Home ITCAbout ITCCentres of expertiseCenter of Expertise in Big Geodata ScienceBig Geodata TalksTime Series Machine Learning Predictions: Moving from modeling to production environment

Time Series Machine Learning Predictions: Moving from modeling to production environment

Join us for the Big Geodata Talk on Moving from Modeling to Production Environment!

The increasing in Earth Observation data availability (Landsat & Sentinel systems) and cross-cutting themes reference data (EuroCROPS, WorldCereal, Glance, GBIF), combined with the development of new machine learning approaches (semantic segmentation, auto-encoder, gradient descent tree, autoML) opened several possibilities for producing time-series spatial predictions.

However several challenges are involved in deploying ML models in a production environment considering large amount of data, including: (1) data reading/writing optimization, (2) feature selection, (3) hyper-parameter optimization, (4) time-series reconstruction, and (6) efficient parallelization.

This talk Dr. Leandro Leal Parente will share lessons learned and the computational infrastructure implemented by OpenGeoHub for producing global time-series predictions (grassland, soil carbon, FAPAR, and GPP products) within the context of Open-Earth-Monitor cyberinfrastructure (OEMC) and Global Pasture Watch projects.

Date

11 December 2024, 14:00-15:00 CET

Venue

ITC Building, Hallenweg 8
7522 NH Enschede
LA 2301

or

Online

Speaker

Dr. Leandro Leal Parente
Researcher, OpenGeoHub

Dr. Leandro Leal Parente is a computer scientist with a PhD in Environmental Science working with remote sensing, data science, machine learning, high-performance computing and WebGIS applications. He supports the OpenGeoHub Foundation's projects developing new solutions for geocomputing, optimizing automated workflow to process large-scale Earth Observation data and to model multiple environmental variables through machine learning approaches.

Video

Presentation

Questions and Answers


  • Is there any specific strategies for parallelization that can optimize the processing itself? and is there any kind of concern regarding the energy consumptions for processing very large datasets?

    The first strategy is to split the workflow. Each CPU processes a single pixel. We split processes across the servers, but inside each server, we really try to optimize the workflow. Hence, this is distributed but also parallelized for every server. So most of our infrastructure we manage by ourselves, and we basically have this running Colocation service solution based Ede. We did some research about this service solutions, and they had some green energy certifications.

  • You showed several machine learning techniques, Did you see a significant difference between the models and what's your take from computing platforms or from computing time point of view? and 120,000 hours is for the complete work, which includes all testing and different types of models, right?

    No, most of the time is spent on predictions. For instance, we have 14 servers, each with 1TB RAM and 96 cores, for Grassland models using Random forest with 60 trees and one model for each class of grassland. We dropped it from 100 to 60 trees which resulted 20-30% percent faster speeds. I would say the random forest is still a bit more computationally and in general produce better results depending on the problem.

  • Do you also consider using CNN deep learning models for your work?

    We tested some deep learning approach and faced challenges for some variables with scarce data like soil parameters. The main reason for not using deep learning is lack of reference data.

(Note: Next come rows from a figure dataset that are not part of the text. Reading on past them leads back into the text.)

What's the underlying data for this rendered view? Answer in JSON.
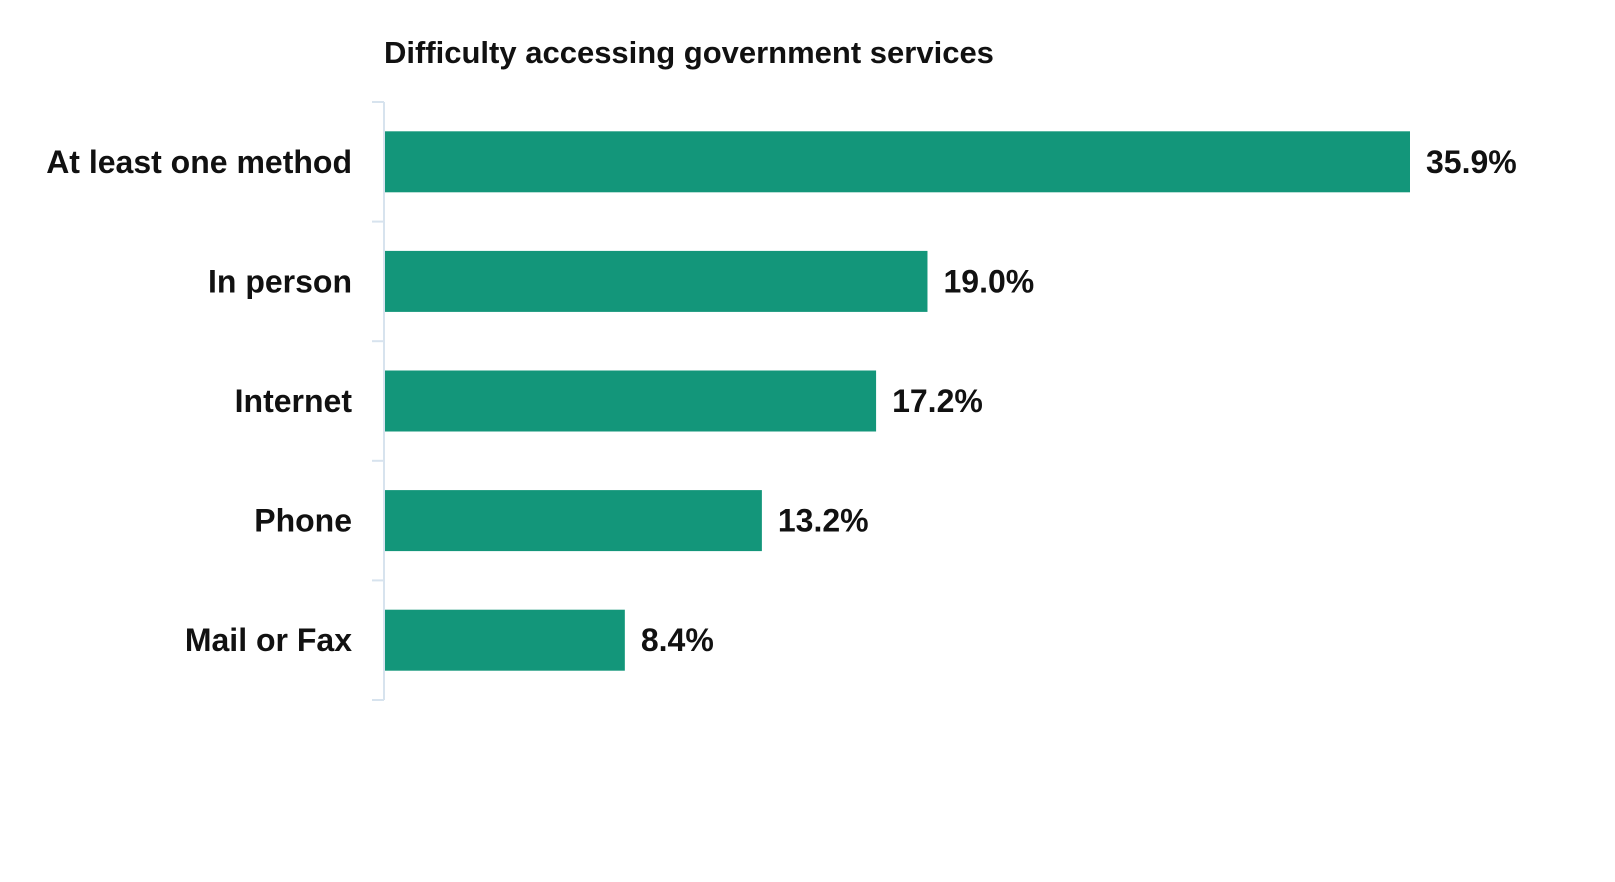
{
  "chart_data": {
    "type": "bar",
    "orientation": "horizontal",
    "title": "Difficulty accessing government services",
    "categories": [
      "At least one method",
      "In person",
      "Internet",
      "Phone",
      "Mail or Fax"
    ],
    "values": [
      35.9,
      19.0,
      17.2,
      13.2,
      8.4
    ],
    "value_labels": [
      "35.9%",
      "19.0%",
      "17.2%",
      "13.2%",
      "8.4%"
    ],
    "unit": "%",
    "xlim": [
      0,
      35.9
    ],
    "grid": false,
    "legend": "none",
    "bar_color": "#13967a",
    "axis_color": "#d7e3ee"
  }
}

  • Can you provide more information on OpenGeoHub?

    The summer school starts from 1st to 6th September 2025. We are organizing together with SURF and EO Council. The Summer School will consist of live presentations and demos by leading EO modelers and OSGeo developers, workshops, discussion panels, machine learning competition, and several social events. The summer school will feature an impressive lineup of lecturers and targets PhD, MSc level students and postdocs in the field of geospatial, environmental data, EO data, computer science and computer vision.

  • The workflow and dataset is open but 120000 hours is still a long time. How do you reflect on reproducibilty of platform?

    The docker image for reproducible environment is publicly available but doing production work would require significant hardware. Hence, people interested in should have infrastructure for their purpose.

  • Is it possible to use and integrate multi-sensor EO data using machine learning with climate and meteorological datasets to assess and predict short- and long-term risks to vulnerable infrastructure?

    Yeah, it should be possible, but I think that the challenge is really communicating all. One can also have the the models running some small devices and doing some prediction and basically aggregate that in a central system, and there are architectures available.